Kirkus Reviews QR Code
DEATH IN THE DARK CONTINENT by Peter Hathaway Capstick

DEATH IN THE DARK CONTINENT

By

Pub Date: July 4th, 1983
ISBN: 0312186150
Publisher: St. Martin's

If you doubt that man is by nature a predator, this book will inspire little in you but perhaps rage."" So begins South African hunter/writer Capstick (Death in the Long Grass), who now applies his gung-ho, macho/flip prose to anecdotes and advice about hunting Africa's ""Big Five"": the Cape buffalo, the rhino, the leopard, the elephant, and the lion. The Kenyan Cape buffalo is especially bullet-resistant, so B+LS=F. (""For the uninitiated, this means Buff + Lousy Shot = Funeral."") The rhino is especially nasty when it charges: ""Bloody hell! A thunderbolt of panic tearing through you, you watch helplessly as the rhino closes in. . . . The willingness of a rhino to charge just about anybody or anything is due to three factors: poor eyesight, great curiosity, and a fabulously advanced state of stupidity."" The elephant is scarily huge--""More than a few adult diapers have been dampened by the most modest expression of vocal elephantine displeasure""--and the dangerous frontal brain shot is the most efficient way to hunt the Big E. As for the leopard, he's reliable: ""Wound him and you can absolutely count on him to try to bite big chunks out of you, claw you up worse than a bayonet practice dummy, and throw in disembowelment at no extra charge."" And there's the speedy lion too, of course--with much musing on the pain involved in ripping, tearing, biting, and mauling.
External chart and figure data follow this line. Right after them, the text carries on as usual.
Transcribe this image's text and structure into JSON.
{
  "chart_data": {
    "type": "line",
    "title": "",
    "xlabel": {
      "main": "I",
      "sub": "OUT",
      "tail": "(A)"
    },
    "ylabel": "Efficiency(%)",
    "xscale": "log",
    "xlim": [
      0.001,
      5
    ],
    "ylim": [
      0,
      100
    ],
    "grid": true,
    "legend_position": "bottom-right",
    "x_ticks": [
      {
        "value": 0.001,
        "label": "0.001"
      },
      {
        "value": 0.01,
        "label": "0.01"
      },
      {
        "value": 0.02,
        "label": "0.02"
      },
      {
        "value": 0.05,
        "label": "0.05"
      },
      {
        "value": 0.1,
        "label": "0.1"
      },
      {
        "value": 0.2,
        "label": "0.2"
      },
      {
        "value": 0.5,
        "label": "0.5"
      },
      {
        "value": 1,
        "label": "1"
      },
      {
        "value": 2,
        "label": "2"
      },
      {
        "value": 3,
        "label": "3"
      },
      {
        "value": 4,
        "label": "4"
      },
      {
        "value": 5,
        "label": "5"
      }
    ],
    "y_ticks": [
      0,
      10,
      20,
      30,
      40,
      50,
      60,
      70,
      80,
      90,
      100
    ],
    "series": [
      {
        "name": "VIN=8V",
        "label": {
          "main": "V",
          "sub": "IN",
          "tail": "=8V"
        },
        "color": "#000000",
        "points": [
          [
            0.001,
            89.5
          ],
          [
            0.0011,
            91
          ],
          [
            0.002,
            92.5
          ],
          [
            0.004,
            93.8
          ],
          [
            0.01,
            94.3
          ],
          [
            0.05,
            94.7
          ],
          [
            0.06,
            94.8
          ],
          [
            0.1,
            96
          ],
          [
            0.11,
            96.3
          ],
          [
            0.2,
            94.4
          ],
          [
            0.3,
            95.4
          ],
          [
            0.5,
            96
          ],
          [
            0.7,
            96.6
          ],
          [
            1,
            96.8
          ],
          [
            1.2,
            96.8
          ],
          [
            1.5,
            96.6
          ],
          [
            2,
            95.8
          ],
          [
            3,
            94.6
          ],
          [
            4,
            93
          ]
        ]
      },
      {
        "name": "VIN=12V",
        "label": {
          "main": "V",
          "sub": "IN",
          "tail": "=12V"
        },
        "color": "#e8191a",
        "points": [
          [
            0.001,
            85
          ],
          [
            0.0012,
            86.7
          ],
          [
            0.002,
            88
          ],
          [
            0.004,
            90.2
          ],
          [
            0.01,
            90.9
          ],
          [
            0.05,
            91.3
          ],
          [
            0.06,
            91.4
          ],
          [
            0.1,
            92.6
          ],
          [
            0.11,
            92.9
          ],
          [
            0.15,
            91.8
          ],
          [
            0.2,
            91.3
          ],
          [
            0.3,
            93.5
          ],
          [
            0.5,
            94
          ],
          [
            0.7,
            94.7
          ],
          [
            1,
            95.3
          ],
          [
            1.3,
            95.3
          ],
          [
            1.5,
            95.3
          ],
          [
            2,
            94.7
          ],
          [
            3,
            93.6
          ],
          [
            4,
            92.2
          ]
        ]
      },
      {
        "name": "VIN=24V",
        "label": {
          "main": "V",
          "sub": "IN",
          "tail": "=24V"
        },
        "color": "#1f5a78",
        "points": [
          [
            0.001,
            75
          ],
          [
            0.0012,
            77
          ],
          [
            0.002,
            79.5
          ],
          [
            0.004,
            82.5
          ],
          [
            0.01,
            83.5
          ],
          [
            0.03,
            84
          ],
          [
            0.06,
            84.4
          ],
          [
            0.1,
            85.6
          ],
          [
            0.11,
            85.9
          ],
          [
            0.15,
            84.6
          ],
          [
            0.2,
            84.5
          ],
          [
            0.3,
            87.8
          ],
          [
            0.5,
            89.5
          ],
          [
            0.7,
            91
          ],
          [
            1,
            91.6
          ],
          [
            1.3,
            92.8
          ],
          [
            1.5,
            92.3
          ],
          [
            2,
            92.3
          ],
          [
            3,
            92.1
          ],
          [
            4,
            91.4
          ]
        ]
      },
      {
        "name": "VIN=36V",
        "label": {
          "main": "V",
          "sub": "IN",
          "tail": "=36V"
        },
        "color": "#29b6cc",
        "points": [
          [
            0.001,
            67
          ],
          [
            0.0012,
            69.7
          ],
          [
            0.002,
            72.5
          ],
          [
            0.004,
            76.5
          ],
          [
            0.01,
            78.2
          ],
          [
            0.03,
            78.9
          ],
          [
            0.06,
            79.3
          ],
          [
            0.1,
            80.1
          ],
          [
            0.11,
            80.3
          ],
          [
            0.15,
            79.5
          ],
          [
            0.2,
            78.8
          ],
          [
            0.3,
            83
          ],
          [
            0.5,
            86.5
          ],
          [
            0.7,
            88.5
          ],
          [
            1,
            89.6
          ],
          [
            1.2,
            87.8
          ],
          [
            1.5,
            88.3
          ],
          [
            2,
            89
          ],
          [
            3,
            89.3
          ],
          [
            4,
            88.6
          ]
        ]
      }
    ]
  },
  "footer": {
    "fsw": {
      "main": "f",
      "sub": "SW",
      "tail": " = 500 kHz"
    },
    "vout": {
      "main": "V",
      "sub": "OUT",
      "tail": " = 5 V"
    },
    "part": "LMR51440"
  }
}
Capstick used up many of his first-person stories in previous books, so much of the anecdotage here is out of the hunters' library: ""I think that the story recorded by the old Kenya hand Blayney Percival (not to be confused with Philip Percival) of a native hunter taking on a buffalo with his bush knife is one of the better I have read."" But Capstick's limited readership--die-hard armchair safari-goers--probably won't mind.